Negli Stati Uniti, gli ospedali sarebbero coinvolti in pratiche così inquietanti da mettere in discussione la dignità stessa della vita umana. Secondo una recente indagine della Health Resources & Services Administration (HRSA), un’organizzazione per l’approvvigionamento di organi (OPO) operante nella regione Kentucky-Ohio-West Virginia ha consentito l’inizio del processo di donazione di organi mentre i pazienti mostravano ancora segni di vita.
La revisione dell’HRSA ha esaminato 351 casi in cui la donazione di organi è stata autorizzata ma alla fine non eseguita. In tale campione, il 29,3% (103 casi) includeva “caratteristiche preoccupanti”, tra cui 28 pazienti che “potrebbero non essere deceduti” quando sono iniziate le procedure di prelievo di organi. I risultati evidenziano un cambiamento inquietante: invece dell’etica del paziente al primo posto, il sistema sembra aver dato la priorità alla tempistica del prelievo di organi. In un caso descritto in dettaglio dal The New York Times, un donatore sottoposto al protocollo noto come “donazione dopo morte cardiocircolatoria” (DCD) ha ripreso a battere il cuore a metà procedura dopo che era stata praticata l’incisione.
Questi eventi sono particolarmente allarmanti se visti nel contesto dei paesi in cui è misurata l’eutanasia. Nel protocollo DCD descritto, i pazienti spesso ricevono un “ordine di non rianimazione” (NPR) prima del prelievo di organi: la decisione è di non rianimare il paziente, non perché il recupero sia impossibile, ma perché gli organi devono essere in condizioni vitali. L’HRSA ha osservato che molti di questi pazienti sarebbero, in circostanze normali, candidati alla rianimazione, eppure sono stati essenzialmente tenuti in uno stato di limbo fino a quando gli organi non sono stati prelevati.
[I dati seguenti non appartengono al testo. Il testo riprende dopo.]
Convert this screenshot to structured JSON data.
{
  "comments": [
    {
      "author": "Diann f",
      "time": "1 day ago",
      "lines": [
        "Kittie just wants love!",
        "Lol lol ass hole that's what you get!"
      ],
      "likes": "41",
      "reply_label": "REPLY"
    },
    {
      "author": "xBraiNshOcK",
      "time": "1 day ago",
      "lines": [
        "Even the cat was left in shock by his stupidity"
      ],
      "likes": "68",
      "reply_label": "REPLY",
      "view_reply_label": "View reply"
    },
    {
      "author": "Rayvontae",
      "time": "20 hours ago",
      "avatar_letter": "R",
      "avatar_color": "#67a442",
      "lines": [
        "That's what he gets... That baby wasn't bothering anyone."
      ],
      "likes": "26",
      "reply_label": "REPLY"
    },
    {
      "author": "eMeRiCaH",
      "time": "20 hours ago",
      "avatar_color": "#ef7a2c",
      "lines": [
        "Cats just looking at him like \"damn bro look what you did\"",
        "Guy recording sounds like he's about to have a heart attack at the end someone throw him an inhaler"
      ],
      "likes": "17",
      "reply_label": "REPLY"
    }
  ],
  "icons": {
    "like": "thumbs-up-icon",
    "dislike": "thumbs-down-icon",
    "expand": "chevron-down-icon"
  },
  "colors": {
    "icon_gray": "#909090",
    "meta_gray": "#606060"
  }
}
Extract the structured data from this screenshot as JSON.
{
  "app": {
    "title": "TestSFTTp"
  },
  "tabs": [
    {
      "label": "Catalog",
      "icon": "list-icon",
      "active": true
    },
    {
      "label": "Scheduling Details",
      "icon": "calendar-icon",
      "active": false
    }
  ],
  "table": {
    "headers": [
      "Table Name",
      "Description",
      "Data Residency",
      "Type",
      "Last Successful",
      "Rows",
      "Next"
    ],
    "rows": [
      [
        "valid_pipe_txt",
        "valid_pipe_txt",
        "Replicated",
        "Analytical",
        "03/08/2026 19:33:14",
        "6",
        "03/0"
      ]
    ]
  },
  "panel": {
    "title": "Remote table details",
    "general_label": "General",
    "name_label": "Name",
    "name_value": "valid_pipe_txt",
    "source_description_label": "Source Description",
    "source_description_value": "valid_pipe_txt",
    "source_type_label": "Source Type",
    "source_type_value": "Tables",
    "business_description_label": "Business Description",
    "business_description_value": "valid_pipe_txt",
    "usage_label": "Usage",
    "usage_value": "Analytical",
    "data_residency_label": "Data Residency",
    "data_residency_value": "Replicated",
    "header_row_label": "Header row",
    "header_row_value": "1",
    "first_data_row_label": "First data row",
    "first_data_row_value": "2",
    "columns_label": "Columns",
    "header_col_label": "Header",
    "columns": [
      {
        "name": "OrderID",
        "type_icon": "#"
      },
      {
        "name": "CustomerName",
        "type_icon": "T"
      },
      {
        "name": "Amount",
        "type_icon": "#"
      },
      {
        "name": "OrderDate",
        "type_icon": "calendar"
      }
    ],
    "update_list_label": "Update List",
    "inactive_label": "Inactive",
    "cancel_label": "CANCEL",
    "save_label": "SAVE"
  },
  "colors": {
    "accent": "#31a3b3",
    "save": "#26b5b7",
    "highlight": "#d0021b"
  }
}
Un esempio toccante racconta di una donna di nome Misty Hawkins: dopo un episodio di soffocamento è stata dichiarata improbabile la sua guarigione, è stata posta sotto respiratore e quindi organizzata per la donazione di organi secondo il protocollo DCD. Nonostante l’invocazione della morte, quando i chirurghi le hanno aperto il torace, il suo cuore batteva e respirava di nuovo. Eppure il protocollo è andato avanti, con i suoi genitori che, secondo quanto riferito, non sono stati pienamente informati di ciò che è accaduto.
Da un punto di vista pro-life, le implicazioni non potrebbero essere più nette. L’idea che la vita sia trattata come secondaria rispetto alla vitalità degli organi mina la sacralità di ogni essere umano, nato e non nato. Una cultura che consente che i pazienti siano dichiarati effettivamente morti per il bene degli organi, anche mentre persistono segni di vita, è una cultura che scivola pericolosamente verso l’utilitarismo, valutando le parti del corpo al di sopra delle persone.
L’etica medica deve riunirsi attorno a un imperativo chiaro: proteggere prima i vulnerabili. Gli organi non devono dettare i tempi della morte. Le famiglie devono essere pienamente e onestamente informate. E nessun protocollo di “donazione” dovrebbe mai essere autorizzato a precedere l’inequivocabile fine della vita. Gli ordini correttivi dell’HRSA all’OPO sono benvenuti, ma segnalano quanto il problema sia diventato profondamente radicato.